El artículo 220 de la Constitución Federal consagra expresamente la libertad de expresión en cualquier forma. Por tanto, “la apertura de un proceso de investigación contra el padre Rodrigo Alves de Oliveira Arruda es una restricción obvia a la libertad de expresión y libertad religiosa”.

«El hecho confirma la sospecha de muchos que la decisión del Supremo Tribunal Federal sería usada para que segmentos de la población fueran perseguidos por sus convicciones», concluyen.

El sacerdote también ha sido defendido públicamente por evangélicos

El Foro Evangélico Nacional de Acción Social y Política (FENASP) emitió una nota de repudio a la investigación por violar las libertades de conciencia, de creencia, de culto y de manifestación del propio pensamiento garantizadas por la Constitución.

“Nada justifica callar la voz de un religioso solo porque no se molda a la sexualidad secularizada”, apuntan.

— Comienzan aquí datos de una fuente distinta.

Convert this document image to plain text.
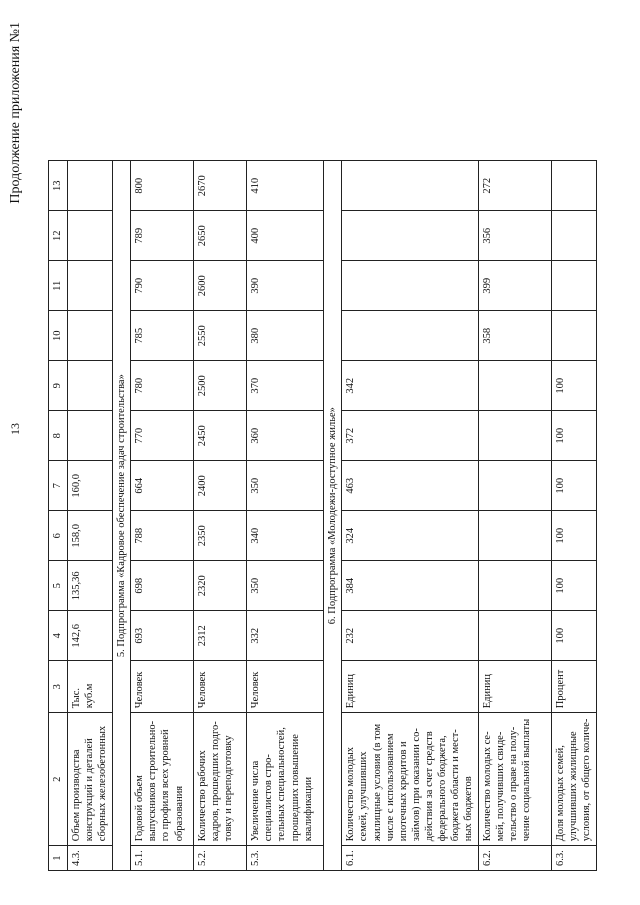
13
Продолжение приложения №1
1	2	3	4	5	6	7	8	9	10	11	12	13
4.3.	Объем производства конструкций и деталей сборных железобетонных	Тыс. куб.м	142,6	135,36	158,0	160,0						
5. Подпрограмма «Кадровое обеспечение задач строительства»												
5.1.	Годовой объем выпускников строительно-го профиля всех уровней образования	Человек	693	698	788	664	770	780	785	790	789	800
5.2.	Количество рабочих кадров, прошедших подго-товку и переподготовку	Человек	2312	2320	2350	2400	2450	2500	2550	2600	2650	2670
5.3.	Увеличение числа специалистов стро-тельных специальностей, прошедших повышение квалификации	Человек	332	350	340	350	360	370	380	390	400	410
6. Подпрограмма «Молодежи-доступное жилье»												
6.1.	Количество молодых семей, улучшивших жилищные условия (в том числе с использованием ипотечных кредитов и займов) при оказании со-действия за счет средств федерального бюджета, бюджета области и мест-ных бюджетов	Единиц	232	384	324	463	372	342				
6.2.	Количество молодых се-мей, получивших свиде-тельство о праве на полу-чение социальной выплаты	Единиц							358	399	356	272
6.3.	Доля молодых семей, улучшивших жилищные условия, от общего количе-	Процент	100	100	100	100	100	100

Para Luigi Braga, miembro de la Asociación Nacional de Juristas Evangélicos (Anajure), la crítica del padre al STF es legitima y “la ley en la que se enmarcó la ‘homofobia’ es la misma que prohíbe la discriminación por motivos religiosos; es decir, el sacerdote puede defenderse de la acusación utilizando la misma ley por la que se le acusa”.

«La decisión del STF creó una situación de inestabilidad jurídica que coloca en riesgo la libertad religiosa; la situación de este sacerdote es una prueba de ello», dice Braga.